Veo el día, ya no lejano, en que un árbol será un artículo de lujo. Veo a algún iluminado emprendedor recibiendo subvención por montar un negocio a modo de feria cobrando por sentarse a la sombra y respirar oxígeno en sesiones de 15 minutos como si fuera un proyecto de lo más innovador. Ya oigo la canción de moda amenizando la experiencia con el estribillo «el cambio climático mata», con Pedro Sánchez intentando entrar en la lista de éxitos emulando la mítica ‘Bomba' de King África.
El tema no es una broma, aunque use ironía desde la profunda tristeza de ver un país en el que el negro sustituye al verde. Media España arde. O más bien entera. La mitad por fuego y la mitad por temperaturas abrasadoras. Galicia, Castilla y León y Tenerife reducían a cenizas hectáreas de monte, bosque y cultivo, casas, animales y personas, y hace un par de días nuevos incendios se han declarado en Andalucía, Valencia, Navarra y Castilla-La Mancha. No vale llorar desde la inactividad. Ni soltando estupideces como la del consejero de Castilla y León culpando «al ecologismo extremo» de la dificultad de gestionar los incendios, como si su partido, que lleva 35 años gobernando, fuese ajeno a toda responsabilidad y los amantes de la naturaleza estuvieran tirando colillas encendidas.

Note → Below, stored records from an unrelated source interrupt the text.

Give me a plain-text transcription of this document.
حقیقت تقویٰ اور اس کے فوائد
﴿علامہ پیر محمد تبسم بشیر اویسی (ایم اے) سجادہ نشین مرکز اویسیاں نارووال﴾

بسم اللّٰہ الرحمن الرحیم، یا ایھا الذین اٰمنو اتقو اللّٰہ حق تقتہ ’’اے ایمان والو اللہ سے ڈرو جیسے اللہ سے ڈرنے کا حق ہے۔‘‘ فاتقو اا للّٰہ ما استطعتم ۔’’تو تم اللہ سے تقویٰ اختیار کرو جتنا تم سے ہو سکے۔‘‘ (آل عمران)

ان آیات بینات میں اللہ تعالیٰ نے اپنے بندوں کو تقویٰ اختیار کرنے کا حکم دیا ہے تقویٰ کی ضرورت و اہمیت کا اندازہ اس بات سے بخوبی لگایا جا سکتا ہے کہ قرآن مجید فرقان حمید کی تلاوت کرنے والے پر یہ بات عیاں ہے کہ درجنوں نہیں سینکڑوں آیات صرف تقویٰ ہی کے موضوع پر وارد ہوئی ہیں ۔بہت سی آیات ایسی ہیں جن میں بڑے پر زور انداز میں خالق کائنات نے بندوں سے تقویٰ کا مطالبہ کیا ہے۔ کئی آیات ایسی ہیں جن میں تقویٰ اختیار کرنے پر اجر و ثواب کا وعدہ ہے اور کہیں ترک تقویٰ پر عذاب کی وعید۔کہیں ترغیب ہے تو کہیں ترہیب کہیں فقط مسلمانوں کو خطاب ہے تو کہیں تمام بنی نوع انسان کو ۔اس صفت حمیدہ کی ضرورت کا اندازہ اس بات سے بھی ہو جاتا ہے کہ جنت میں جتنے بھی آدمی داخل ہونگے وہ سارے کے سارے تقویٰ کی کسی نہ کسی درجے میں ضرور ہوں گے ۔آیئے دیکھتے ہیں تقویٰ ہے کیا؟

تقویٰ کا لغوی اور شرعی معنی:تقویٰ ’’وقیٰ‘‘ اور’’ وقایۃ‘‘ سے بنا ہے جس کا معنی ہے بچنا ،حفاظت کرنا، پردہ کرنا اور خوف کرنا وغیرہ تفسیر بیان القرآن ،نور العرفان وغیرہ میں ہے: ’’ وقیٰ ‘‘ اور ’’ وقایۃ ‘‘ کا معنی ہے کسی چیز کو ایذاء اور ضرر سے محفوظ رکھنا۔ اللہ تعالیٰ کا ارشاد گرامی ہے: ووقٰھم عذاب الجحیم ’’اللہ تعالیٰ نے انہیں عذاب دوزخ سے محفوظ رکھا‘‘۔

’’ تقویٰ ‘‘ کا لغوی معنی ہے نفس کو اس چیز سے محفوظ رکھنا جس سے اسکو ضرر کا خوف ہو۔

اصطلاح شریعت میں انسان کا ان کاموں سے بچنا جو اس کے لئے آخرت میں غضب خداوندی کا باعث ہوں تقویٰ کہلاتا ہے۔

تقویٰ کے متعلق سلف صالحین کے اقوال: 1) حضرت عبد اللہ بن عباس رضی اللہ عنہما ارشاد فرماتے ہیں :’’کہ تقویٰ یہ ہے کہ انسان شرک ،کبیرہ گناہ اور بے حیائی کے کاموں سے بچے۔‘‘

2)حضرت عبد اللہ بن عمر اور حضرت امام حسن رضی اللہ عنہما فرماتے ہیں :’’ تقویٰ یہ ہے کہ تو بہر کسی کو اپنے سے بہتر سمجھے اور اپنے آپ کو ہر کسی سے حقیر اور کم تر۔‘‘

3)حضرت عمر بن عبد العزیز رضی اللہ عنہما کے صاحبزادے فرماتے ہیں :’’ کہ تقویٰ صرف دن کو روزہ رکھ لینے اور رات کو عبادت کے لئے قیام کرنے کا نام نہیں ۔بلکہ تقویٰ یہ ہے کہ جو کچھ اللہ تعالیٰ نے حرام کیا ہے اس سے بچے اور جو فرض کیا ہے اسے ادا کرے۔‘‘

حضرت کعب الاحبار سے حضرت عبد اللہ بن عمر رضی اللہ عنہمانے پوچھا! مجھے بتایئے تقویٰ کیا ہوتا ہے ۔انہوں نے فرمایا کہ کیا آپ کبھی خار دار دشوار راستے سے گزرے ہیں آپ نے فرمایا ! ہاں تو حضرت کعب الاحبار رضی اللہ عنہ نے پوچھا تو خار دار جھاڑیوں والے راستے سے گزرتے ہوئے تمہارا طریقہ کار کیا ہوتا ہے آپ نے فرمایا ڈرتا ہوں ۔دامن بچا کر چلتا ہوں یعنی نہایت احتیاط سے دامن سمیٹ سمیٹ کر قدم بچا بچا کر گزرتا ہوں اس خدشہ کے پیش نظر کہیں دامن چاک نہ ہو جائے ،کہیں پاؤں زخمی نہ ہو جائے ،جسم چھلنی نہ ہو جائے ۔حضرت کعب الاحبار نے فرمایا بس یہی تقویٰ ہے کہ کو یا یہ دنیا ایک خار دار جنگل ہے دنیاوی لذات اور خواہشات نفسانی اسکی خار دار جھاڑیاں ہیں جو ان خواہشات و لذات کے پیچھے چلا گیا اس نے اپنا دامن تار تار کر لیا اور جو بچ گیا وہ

Los bomberos han denunciado en esa y otras autonomías la falta de recursos y sus condiciones precarias. Y son ellos los que se juegan la vida, como otros héroes improvisados que buscan salvar el monte propio y de sus vecinos, algunos en esa España rural abandonada a su suerte. Si en este país el homicidio involuntario tuviera una aplicación más amplia, los políticos gestionarían con mayor diligencia. El Código Penal prevé penas de cárcel e inhabilitación por imprudencia en el ejercicio de la profesión, oficio o cargo. A más de uno se le debería juzgar porque hay decisiones que matan. Y que han causado el cambio climático, al que ahora achacan todos los males sin que pueda defenderse. Es obvio que el calentamiento global, bonito eufemismo, existe, pero se alude a él como a un fantasma, como si fuese un Fuenteovejuna inimputable.

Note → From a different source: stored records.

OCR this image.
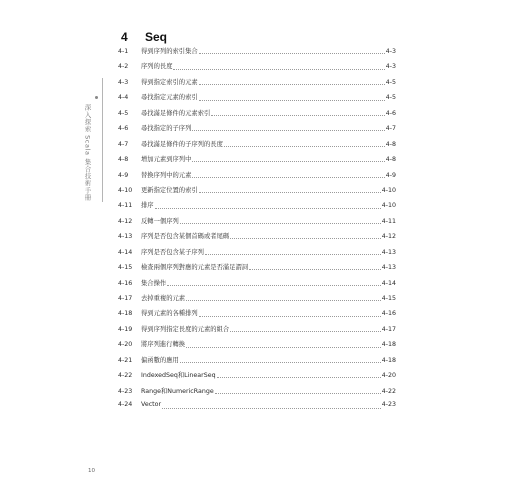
深入探索 Scala 集合技術手冊
4 Seq
4-1	得到序列的索引集合	4-3
4-2	序列的長度	4-3
4-3	得到指定索引的元素	4-5
4-4	尋找指定元素的索引	4-5
4-5	尋找滿足條件的元素索引	4-6
4-6	尋找指定的子序列	4-7
4-7	尋找滿足條件的子序列的長度	4-8
4-8	增加元素到序列中	4-8
4-9	替換序列中的元素	4-9
4-10	更新指定位置的索引	4-10
4-11	排序	4-10
4-12	反轉一個序列	4-11
4-13	序列是否包含某個首碼或者尾碼	4-12
4-14	序列是否包含某子序列	4-13
4-15	檢查兩個序列對應的元素是否滿足謂詞	4-13
4-16	集合操作	4-14
4-17	去掉重複的元素	4-15
4-18	得到元素的各種排列	4-16
4-19	得到序列指定長度的元素的組合	4-17
4-20	將序列進行轉換	4-18
4-21	偏函數的應用	4-18
4-22	IndexedSeq和LinearSeq	4-20
4-23	Range和NumericRange	4-22
4-24	Vector	4-23
10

Hay muchas medidas que deben implementarse seriamente y sin dilación. Pero ahora la realidad vuelve a gritar que hay que cuidar el mundo rural e invertir en prevención, que, aunque moleste aflojar la caja común en acciones que no dan para foto, la recuperación tras la catástrofe sale mucho más cara. O más bien ya no hay ningún dinero en el mundo que repare. No hay millones que compensen la pérdida del pulmón boscoso. Y mucho menos de vidas.
Revitalizar el mundo rural no es hacer conciertos en las plazas de los pueblos, es cuidar los recursos naturales y dignificar la vida en el campo. La previsión es apocalíptica. El humano aún no se ha dado cuenta que matar el planeta es su propio suicidio.